By 2:00 both girls were home and we were on our way to viola lessons. We use the Suzuki method which means I'm present. No texting, no phone out. No magazine. No drop off. I choose that on purpose. It's my guaranteed 1.5 hours a week that I sit and listen to their beautiful classical music. But even more than that I listen to their learning. Right before my eyes. Light bulbs go on. And I have a front row seat. It's been eight years now. And I'm feeling very blessed for the part of viola that means that I'm really WITH them there.

Scott was home early tonight. He comes home early on swimming lessons night. Yes, she is at it again. Swimming that is. And it's getting better. She's not terrified anymore. She's starting to get the hang of it. And we're sticking with it until she's a swimmer.
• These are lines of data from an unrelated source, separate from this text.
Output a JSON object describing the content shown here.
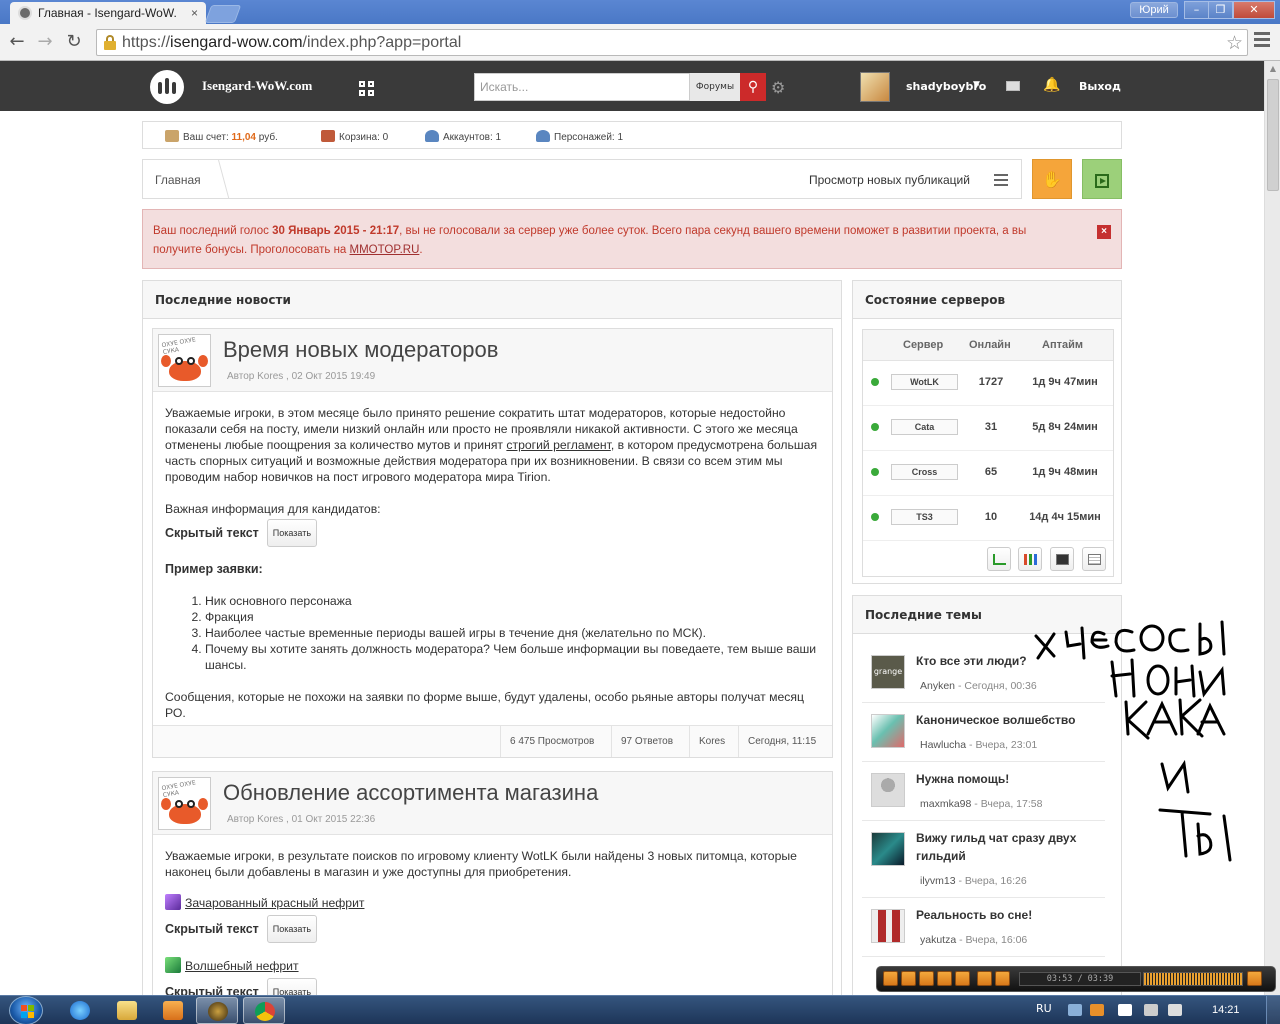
{
  "browser": {
    "tab_title": "Главная - Isengard-WoW.",
    "tab_close": "×",
    "window_user": "Юрий",
    "url_scheme": "https://",
    "url_host": "isengard-wow.com",
    "url_path": "/index.php?app=portal",
    "btn_min": "–",
    "btn_max": "❐",
    "btn_close": "✕"
  },
  "site_header": {
    "site_name": "Isengard-WoW.com",
    "search_placeholder": "Искать...",
    "search_scope": "Форумы",
    "username": "shadyboybro",
    "logout": "Выход"
  },
  "account_bar": {
    "balance_label": "Ваш счет:",
    "balance_value": "11,04",
    "balance_unit": "руб.",
    "cart": "Корзина: 0",
    "accounts": "Аккаунтов: 1",
    "characters": "Персонажей: 1"
  },
  "breadcrumb": {
    "home": "Главная",
    "new_publications": "Просмотр новых публикаций"
  },
  "vote_alert": {
    "text1": "Ваш последний голос ",
    "date": "30 Январь 2015 - 21:17",
    "text2": ", вы не голосовали за сервер уже более суток. Всего пара секунд вашего времени поможет в развитии проекта, а вы получите бонусы. Проголосовать на ",
    "link": "MMOTOP.RU",
    "text3": ".",
    "close": "×"
  },
  "news": {
    "header": "Последние новости",
    "posts": [
      {
        "avatar_text": "ОХУЕ ОХУЕ СУКА",
        "title": "Время новых модераторов",
        "meta": "Автор  Kores , 02 Окт 2015 19:49",
        "para1_a": "Уважаемые игроки, в этом месяце было принято решение сократить штат модераторов, которые недостойно показали себя на посту, имели низкий онлайн или просто не проявляли никакой активности. С этого же месяца отменены любые поощрения за количество мутов и принят ",
        "para1_link": "строгий регламент",
        "para1_b": ", в котором предусмотрена большая часть спорных ситуаций и возможные действия модератора при их возникновении. В связи со всем этим мы проводим набор новичков на пост игрового модератора мира Tirion.",
        "para2": "Важная информация для кандидатов:",
        "hidden_label": "Скрытый текст",
        "show_button": "Показать",
        "example_heading": "Пример заявки:",
        "list": [
          "Ник основного персонажа",
          "Фракция",
          "Наиболее частые временные периоды вашей игры в течение дня (желательно по МСК).",
          "Почему вы хотите занять должность модератора? Чем больше информации вы поведаете, тем выше ваши шансы."
        ],
        "para3": "Сообщения, которые не похожи на заявки по форме выше, будут удалены, особо рьяные авторы получат месяц РО.",
        "stats": {
          "views": "6 475 Просмотров",
          "replies": "97 Ответов",
          "author": "Kores",
          "last": "Сегодня, 11:15"
        }
      },
      {
        "avatar_text": "ОХУЕ ОХУЕ СУКА",
        "title": "Обновление ассортимента магазина",
        "meta": "Автор  Kores , 01 Окт 2015 22:36",
        "para1": "Уважаемые игроки, в результате поисков по игровому клиенту WotLK были найдены 3 новых питомца, которые наконец были добавлены в магазин и уже доступны для приобретения.",
        "item1": "Зачарованный красный нефрит",
        "item2": "Волшебный нефрит",
        "hidden_label": "Скрытый текст",
        "show_button": "Показать"
      }
    ]
  },
  "servers": {
    "header": "Состояние серверов",
    "columns": [
      "Сервер",
      "Онлайн",
      "Аптайм"
    ],
    "rows": [
      {
        "name": "WotLK",
        "online": "1727",
        "uptime": "1д 9ч 47мин"
      },
      {
        "name": "Cata",
        "online": "31",
        "uptime": "5д 8ч 24мин"
      },
      {
        "name": "Cross",
        "online": "65",
        "uptime": "1д 9ч 48мин"
      },
      {
        "name": "TS3",
        "online": "10",
        "uptime": "14д 4ч 15мин"
      }
    ],
    "status_color": "#3aaa3a"
  },
  "topics": {
    "header": "Последние темы",
    "items": [
      {
        "title": "Кто все эти люди?",
        "author": "Anyken",
        "time": " - Сегодня, 00:36",
        "thumb_text": "grange"
      },
      {
        "title": "Каноническое волшебство",
        "author": "Hawlucha",
        "time": " - Вчера, 23:01",
        "thumb_text": ""
      },
      {
        "title": "Нужна помощь!",
        "author": "maxmka98",
        "time": " - Вчера, 17:58",
        "thumb_text": ""
      },
      {
        "title": "Вижу гильд чат сразу двух гильдий",
        "author": "ilyvm13",
        "time": " - Вчера, 16:26",
        "thumb_text": ""
      },
      {
        "title": "Реальность во сне!",
        "author": "yakutza",
        "time": " - Вчера, 16:06",
        "thumb_text": ""
      }
    ]
  },
  "player": {
    "time": "03:53 / 03:39"
  },
  "taskbar": {
    "lang": "RU",
    "clock": "14:21"
  },
  "colors": {
    "header_bg": "#3a3a3a",
    "accent_orange": "#e06a1a",
    "alert_red": "#c0392b",
    "search_red": "#cc2a2a"
  }
}
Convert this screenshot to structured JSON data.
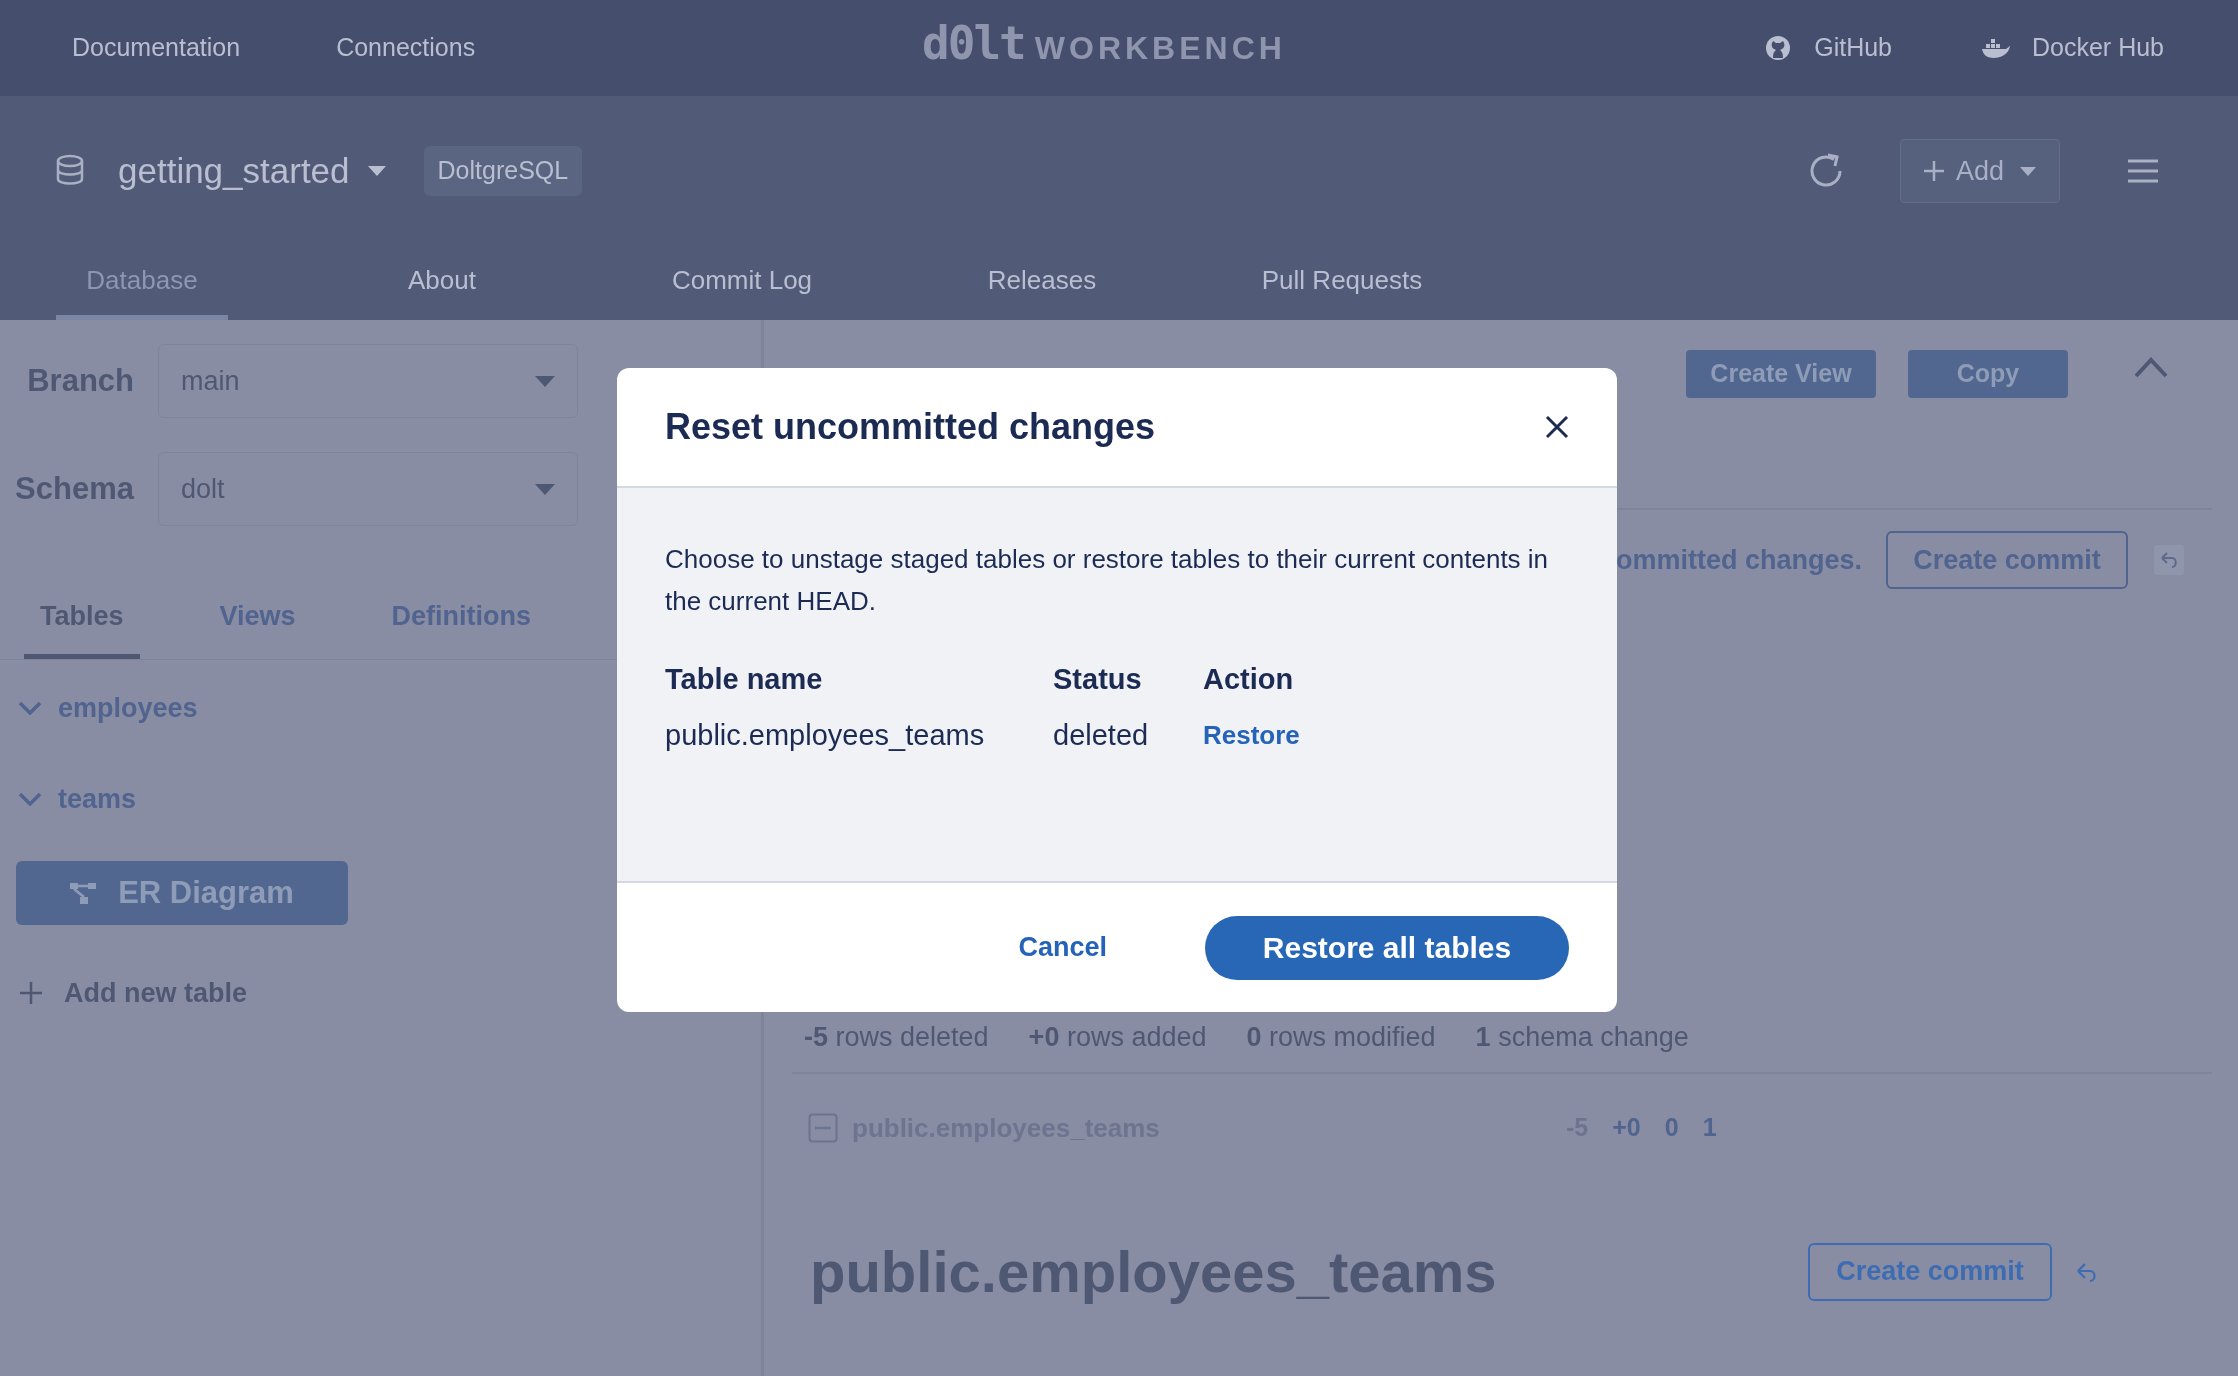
{
  "top_nav": {
    "left_links": [
      "Documentation",
      "Connections"
    ],
    "logo_mark": "d0lt",
    "logo_text": "WORKBENCH",
    "right_links": [
      {
        "label": "GitHub",
        "kind": "github"
      },
      {
        "label": "Docker Hub",
        "kind": "docker"
      }
    ]
  },
  "database_header": {
    "name": "getting_started",
    "badge": "DoltgreSQL",
    "add_button": "Add"
  },
  "tabs": [
    {
      "label": "Database",
      "selected": true
    },
    {
      "label": "About",
      "selected": false
    },
    {
      "label": "Commit Log",
      "selected": false
    },
    {
      "label": "Releases",
      "selected": false
    },
    {
      "label": "Pull Requests",
      "selected": false
    }
  ],
  "sidebar": {
    "branch": {
      "label": "Branch",
      "value": "main"
    },
    "schema": {
      "label": "Schema",
      "value": "dolt"
    },
    "tabs": [
      {
        "label": "Tables",
        "selected": true
      },
      {
        "label": "Views",
        "selected": false
      },
      {
        "label": "Definitions",
        "selected": false
      }
    ],
    "tables": [
      "employees",
      "teams"
    ],
    "er_button": "ER Diagram",
    "add_table": "Add new table"
  },
  "main": {
    "buttons": [
      "Create View",
      "Copy"
    ],
    "changes_note": "ommitted changes.",
    "create_commit": "Create commit",
    "summary": [
      "**-5** rows deleted",
      "**+0** rows added",
      "**0** rows modified",
      "**1** schema change"
    ],
    "diff_row": {
      "name": "public.employees_teams",
      "counts": [
        "-5",
        "+0",
        "0",
        "1"
      ]
    },
    "table_title": "public.employees_teams",
    "table_create_commit": "Create commit"
  },
  "modal": {
    "title": "Reset uncommitted changes",
    "description": "Choose to unstage staged tables or restore tables to their current contents in the current HEAD.",
    "columns": [
      "Table name",
      "Status",
      "Action"
    ],
    "rows": [
      {
        "table": "public.employees_teams",
        "status": "deleted",
        "action": "Restore"
      }
    ],
    "cancel": "Cancel",
    "confirm": "Restore all tables"
  }
}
We sat around our kitchen table tonight and shared our pot of minestrone soup and rolls. It was sooooo good. And then we helped with homework while making four lunches. We cleaned up and got the girls cozy. I started a new chapter book with Abigail in her bed while Scott was in Anna's room helping with a few last math problems.

After they were tucked in and sleeping we had a cuppa tea together and chatted about the kids where we teach. Teaching. And how what Scott suggested I try with a little troubled reader who is going through some things at home is really starting to work. And how she's coming along.

Now, it's time for reading in bed and blissful sleep.

I know. I really know how good my life is. Full. And wonderful. Scott and I are living in the 'good old days'. I mentioned that ten years from now when we're 52 I'll miss days like this and evenings like these. I'll probably be counting the days until I see Anna and visit Abigail. I told Scott I don't want those days. Ever. And he said, "those days will have wonderful blessings in them too." He's right. He always is.

But for now. I'll take today over then any day. Sure, I'd go back to Anna on my hip and a highchair in my kitchen. But I'm not waisting one of these 'good old days'

I think I'll pinch myself that I get to do it all over again tomorrow.

Good night.

1 comment:

  1. Tara, this will forever be one of my favorite posts...
    Your perspective on life is inspiring and comforting.
    When those far away days come, your heart will rest in the fact that you enjoyed and appreciated and lived every. single. moment.